The case was initiated by eight California civil servants in response to a 2005 "special assessment" imposed by SEIU officials to raise money to campaign against four ballot proposals, including one that would have revoked public employee unions' special privilege of using forced fees for politics unless an employee consents. The plaintiffs argued that employees who refrained from union membership who were forced to pay union dues as part of the state's agency shop workplaces were given no chance to opt out of paying the SEIU's political assessments.
Monday, May 28, 2012 0 comments

Foreign automakers keeping UAW out of plants

While labor unions have done well at organizing work forces at United States-based automakers, they've struggled to get into foreign automaker facilities in the United States. According to a recent MSNBC story:

While the UAW continues to represent Detroit’s Big Three manufacturers, it has all but completely failed to gain representation rights for the so-called transplant lines now run by virtually all the major foreign-owned automakers, from BMW to Toyota to Volkswagen.

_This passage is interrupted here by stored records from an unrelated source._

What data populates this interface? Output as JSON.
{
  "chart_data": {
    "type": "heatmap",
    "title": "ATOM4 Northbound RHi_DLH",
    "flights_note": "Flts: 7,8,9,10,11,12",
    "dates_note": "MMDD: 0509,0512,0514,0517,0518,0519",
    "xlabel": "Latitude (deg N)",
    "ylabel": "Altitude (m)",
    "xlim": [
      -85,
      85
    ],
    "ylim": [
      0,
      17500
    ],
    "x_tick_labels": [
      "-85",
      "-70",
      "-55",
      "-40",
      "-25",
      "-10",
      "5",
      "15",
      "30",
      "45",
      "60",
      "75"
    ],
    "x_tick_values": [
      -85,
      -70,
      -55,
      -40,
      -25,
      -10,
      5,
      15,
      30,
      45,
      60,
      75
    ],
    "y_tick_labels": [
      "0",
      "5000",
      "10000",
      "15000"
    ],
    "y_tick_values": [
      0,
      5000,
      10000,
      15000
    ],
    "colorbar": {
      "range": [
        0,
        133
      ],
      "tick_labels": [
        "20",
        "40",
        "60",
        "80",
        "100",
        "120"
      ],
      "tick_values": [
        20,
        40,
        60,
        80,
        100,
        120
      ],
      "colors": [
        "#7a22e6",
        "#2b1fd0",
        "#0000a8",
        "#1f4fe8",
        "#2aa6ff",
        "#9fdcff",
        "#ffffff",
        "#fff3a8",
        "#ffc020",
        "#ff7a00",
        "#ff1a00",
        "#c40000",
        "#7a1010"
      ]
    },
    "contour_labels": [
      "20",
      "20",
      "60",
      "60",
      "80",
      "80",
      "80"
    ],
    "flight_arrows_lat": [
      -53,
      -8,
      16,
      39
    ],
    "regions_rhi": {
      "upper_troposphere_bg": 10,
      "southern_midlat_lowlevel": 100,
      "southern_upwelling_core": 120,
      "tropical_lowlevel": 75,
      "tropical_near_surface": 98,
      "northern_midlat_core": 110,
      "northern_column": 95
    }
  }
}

UAW president Bob King sees these efforts as crucial to the survival of the labor union, warning "If we don't organize these transnationals, I don't think there's a long-term future for the UAW, I really don't". Last year, it was reported the UAW was considering going after Volkswagen and Daimler plants and now is reportedly looking at attempting to organize a Nissan plant in Mississippi. But the track record of organizing these companies plants isn't good.
Tuesday, May 1, 2012 0 comments

Major union effort in SC Midlands fails

In one of the largest efforts in recent years by labor unions to organize a South Carolina workplace, workers handily rejected an effort by union organizers to organize workers at the Intertape Polymer Group plant in Columbia

The union lost the vote with 142 employees voting against the union, 97 voting for the union and 3 challenged votes. This rejection is another moment in what has been a long and contentious relationship between the company and the United Steelworkers Union

In watching labor union activity in South Carolina in recent years, union organizers have typically sought to score easy wins by focusing on small employers, usually with less than fifty workers, and overwhelm them. While some of these efforts succeeded, larger efforts, such as this one and the effort to organize the first Charleston Boeing plant, have gone badly for labor unions in recent years.
Monday, April 16, 2012 0 comments

Federal court strikes down NLRB poster rule

In a setback to NLRB efforts, a federal court overturned the labor agency's notice posting rule.  Ruling in the case Chamber of Commerce of the United States v. NLRB, the court found the agency "exceeded its authority in violation of the Administrative Procedures Act", blocking the agency from requiring employers to posters which would have served as advertising for labor unions in the workplace.

According to Gray Geddie, Ogletree Deakins’ former chairman and the attorney who argued the case, "the court preserved the role of the NLRB as a quasi-judicial arbiter of employee rights, rather than an advocate for unions and unionization".

It still remains to be seen if the federal agency will now delay implementation of the notice posting rule until appeals are resolved, or whether the plaintiffs will be forced to apply to the court for a permanent injunction to prohibit enforcement of the rule on a nationwide basis.